Hail and Farewell, Sarah Palin
Sarah Palin just announced her resignation as governor of Alaska, effective July 26, 2009.
Pundits claim that this is her attempt to capitalize on her fame, market her book to make money and set herself up for a bid for the presidency. They question whether it is a good thing for her, and whether it will help her. They criticize her planning and her speech.
She said that she doesn’t want to float along as a lame duck, and that, perhaps, she can accomplish more for change in America out of office. She also implied, attempting to put a positive spin on this through her spokesperson, that she is a liability to the governorship of Alaska due to the constant public attention she attracts.
Ms. Palin won an award this year, voted the most vilified celebrity in America. We’ve all heard of the David Letterman remarks and her response. I wonder how George Bush or Barack Obama would have reacted if the joke had been about their daughters. How come Mr. Letterman felt so free to say such things about her children when it has been generally agreed in recent years that the children of celebrities deserve privacy? I don’t even think it matters which daughter. It should have cost him his job.
What does it say about our society that Sarah Palin is the most vilified celebrity in America, above Governor Rod Blagojevich of Illinois, accused of attempting to sell President Obama’s Senate seat?
Let’s see. She’s from a humble, middle class background. She graduated from college, became involved in local Alaska politics, and was successful enough to become a respected Alaska governor. She was nominated by Sen. John McCain to run as vice president of the United States on the Republican ticket last year.
She has been happily married for many years to an “ordinary” guy. They have five children and appear to be a very close-knit family. She’s the mother of a soldier serving in Iraq. She is the mother of a special needs child. She is the mother of a young woman who became a single mother and who is now raising her child and attending college with a plan to become a nurse. This child has spoken out publicly warning girls about the risks of teen pregnancy. Governor Palin’s husband is a hands-on father. The children and the grandson appear frequently with both Governor Palin and her husband and appear to be very close to their parents.
Governor Palin, like most Americans, is a Christian. She attends church regularly.
She is beautiful, and her husband is very handsome.
What’s not to like? What does it say about our society that this woman is the most vilified celebrity in America?
What does it say that her own campaign staff dumped her, relatively unprepared, into the lap of the wolverine newscaster Katie Couric, renowned forever in my mind for asking the dad of the little South Carolina boys drowned by their mom, Susan Smith, if he ever thought about how the boys felt as the water was rising above their faces?
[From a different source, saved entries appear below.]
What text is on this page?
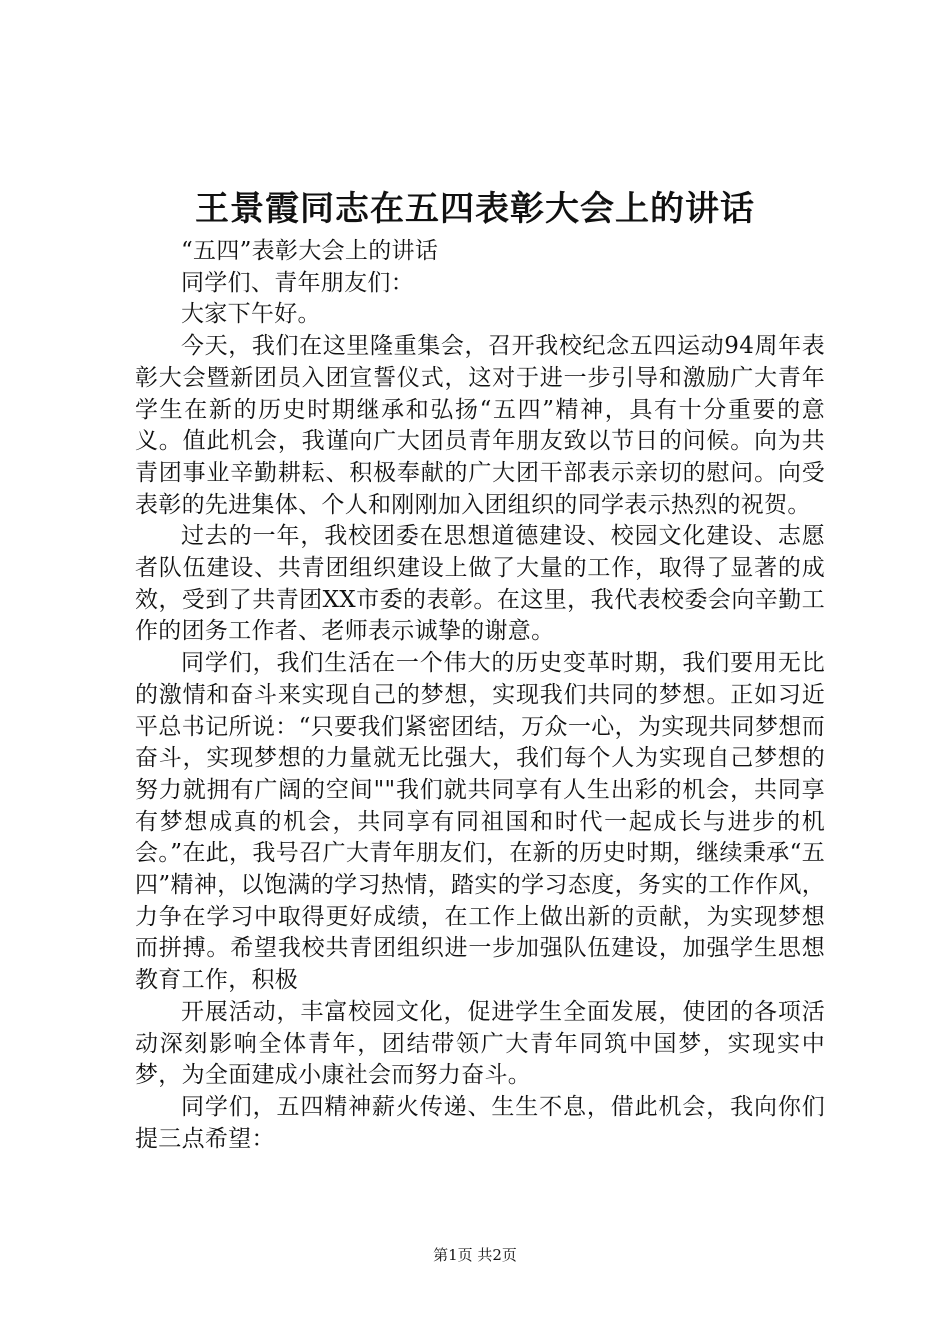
王景霞同志在五四表彰大会上的讲话

“五四”表彰大会上的讲话

同学们、青年朋友们：

大家下午好。

今天，我们在这里隆重集会，召开我校纪念五四运动94周年表彰大会暨新团员入团宣誓仪式，这对于进一步引导和激励广大青年学生在新的历史时期继承和弘扬“五四”精神，具有十分重要的意义。值此机会，我谨向广大团员青年朋友致以节日的问候。向为共青团事业辛勤耕耘、积极奉献的广大团干部表示亲切的慰问。向受表彰的先进集体、个人和刚刚加入团组织的同学表示热烈的祝贺。

过去的一年，我校团委在思想道德建设、校园文化建设、志愿者队伍建设、共青团组织建设上做了大量的工作，取得了显著的成效，受到了共青团XX市委的表彰。在这里，我代表校委会向辛勤工作的团务工作者、老师表示诚挚的谢意。

同学们，我们生活在一个伟大的历史变革时期，我们要用无比的激情和奋斗来实现自己的梦想，实现我们共同的梦想。正如习近平总书记所说：“只要我们紧密团结，万众一心，为实现共同梦想而奋斗，实现梦想的力量就无比强大，我们每个人为实现自己梦想的努力就拥有广阔的空间""我们就共同享有人生出彩的机会，共同享有梦想成真的机会，共同享有同祖国和时代一起成长与进步的机会。”在此，我号召广大青年朋友们，在新的历史时期，继续秉承“五四”精神，以饱满的学习热情，踏实的学习态度，务实的工作作风，力争在学习中取得更好成绩，在工作上做出新的贡献，为实现梦想而拼搏。希望我校共青团组织进一步加强队伍建设，加强学生思想教育工作，积极

开展活动，丰富校园文化，促进学生全面发展，使团的各项活动深刻影响全体青年，团结带领广大青年同筑中国梦，实现实中梦，为全面建成小康社会而努力奋斗。

同学们，五四精神薪火传递、生生不息，借此机会，我向你们提三点希望：

第1页 共2页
What does it say that Governor Palin’s own campaign staff leaked information regarding the expense of her clothing during the campaign? What does it say that her own campaign staff was more interested in ruining this woman than in having their own candidate win the presidency?
What does it say that working, feminist mothers demanded that Governor Palin stay home with her handicapped child instead of campaigning for the nice presidency? Would they have even considered doing the same?
What does it say that they laughed behind their hands at the announcement of her daughter’s pregnancy, blaming the governor’s teachings about abstinence? How many of them, those women who teach their daughters about birth control, have found their own daughters in the same position? Did they laugh then?
So many people so filled with anger and hatred for Governor Sarah Palin. I can’t put my finger on why.
Is it because she is pretty, successful, normal, independent, physically active, happily married, pro-life, conservative Christian? Is it that she combines independent conservatism and fundamentalist Christianity with the life of a working mother whose husband does a lot of child care? Is she some sort of a threat, and, if so, to whom?
I just can’t put my finger on it. To me, Sarah Palin seems like a normal, successful woman, someone worthy of emulation
Whatever Governor Palin decides to do, whether to drop out of politics as one of her friends predicted, or run for president, I think her decision was reasonable under the circumstances. I wish her well, and I admire her – this unusual, ordinary woman.
Bon voyage and welcome to the next step, Sarah Palin. You’re amazing.